The U.S. Government is considering a law that compels retirees to buy annuities for retirement by forcing them in their retirement plans to buying low yielding Treasuries or the same maturity dates as needed for withdrawal.  For years the Obama Administration has seriously considered government-created “guaranteed retirement accounts.” The plan would force employers to enroll employees (unless they opt out) in an account where the government pays a 3% fixed interest rates. Compared to an 8% return for a traditional 401(k) (very possible if you choose the right investments), let’s see how this Obama 401(k) plan stacks up.
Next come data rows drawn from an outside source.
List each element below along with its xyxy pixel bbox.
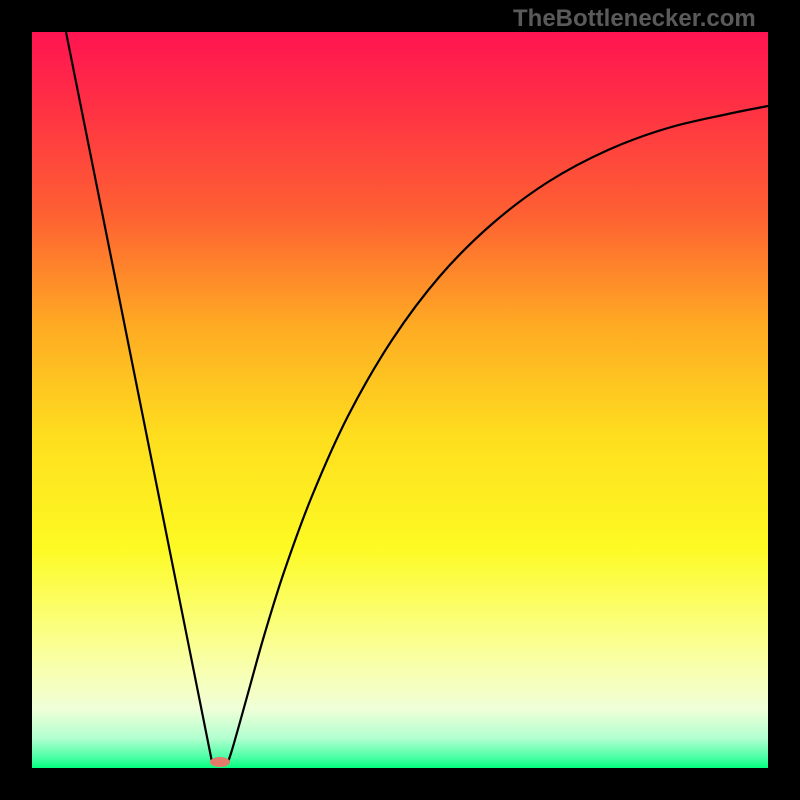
minimum-marker <box>210 757 230 767</box>
chart-frame: TheBottlenecker.com <box>0 0 800 800</box>
plot-area <box>32 32 768 768</box>
watermark-text: TheBottlenecker.com <box>513 5 756 33</box>
chart-svg <box>0 0 800 800</box>
gradient-background <box>32 32 768 768</box>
The latest plan defers taxes at either $20,000 or 20% of your income, whichever is lower.

My comment

So now you are supposed to pay money to find out how to protect yourself, but no need: you can read my book review of Martin Weiss’s Ultimate Depression.

The problem with Weiss, who I greatly admire and trust, is that he is not a systems ecologist, and like most people brainwashed by classical economics, ignores energy and natural resources, which are why the economy will be crashing, even if it seems solely financial.
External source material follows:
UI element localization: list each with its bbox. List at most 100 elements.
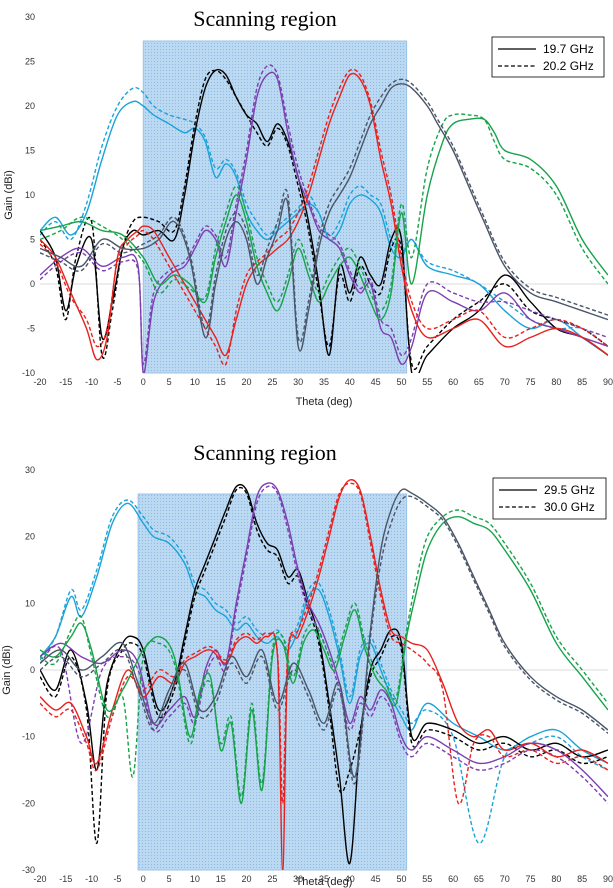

I think there has to be deflation first to knock the debt down.  Since the only way to protect yourself in a deflation is real goods, you risk losing everything if you buy a house with arable land now, because after the crash homes will only be worth what people can afford with cash, since credit will dry up.  But if you wait too long within the deflationary phase, people may not be selling their homes at all for what they perceive as too little cash.  Most people have been brainwashed into thinking that we will get the economy growing again at some point (but since peak oil = end of growth, that ain’t gonna happen).  Until that hope is dashed, there might be very little real estate to buy.  I don’t know….  You have to walk a very fine tightrope through the wildly fluctuating cascading failures ahead, which eventually might involve inflation, sovereign default, and currency collapse.

If you can afford a home now in an area I recommend in other posts, with enough savings to pay the mortgage until it ends and not hoping that you’ll find renters who still have jobs to rent a room, then by all means do so now.

But meanwhile, buy real goods.  After a financial crash lots of companies will go bankrupt due to insufficient cash flow [and available credit] to service their debts, so you won’t be able to buy stuff like a small backpacking stove and cans of fuel, a 3rd world stove that needs hardly any twigs to cook with, since wood will run out quickly once people are forced to cut down forests to cook and heat with, a year of food (especially grains and legumes), a flour mill so you can grind these grains and high protein legumes and field corn.  Then you can make the flour into pancakes that cook in minutes and sell or barter them for other essential goods.  Plus there are many other items recommended in other posts about this topic.

After the die-off there will be plenty of free empty homes, but Turchin writes that the crisis phase often lasts for 20 years, and there are many ways in which the United States can cope for at least a decade or even longer in the best areas if mass migrations can be prevented, such as rationing oil to agriculture and delivery trucks, central breadlines in towns and cities so that lots of food is cooked for lots of people with the minimal amount of energy needed — everyone cooking at home is wasteful, etc.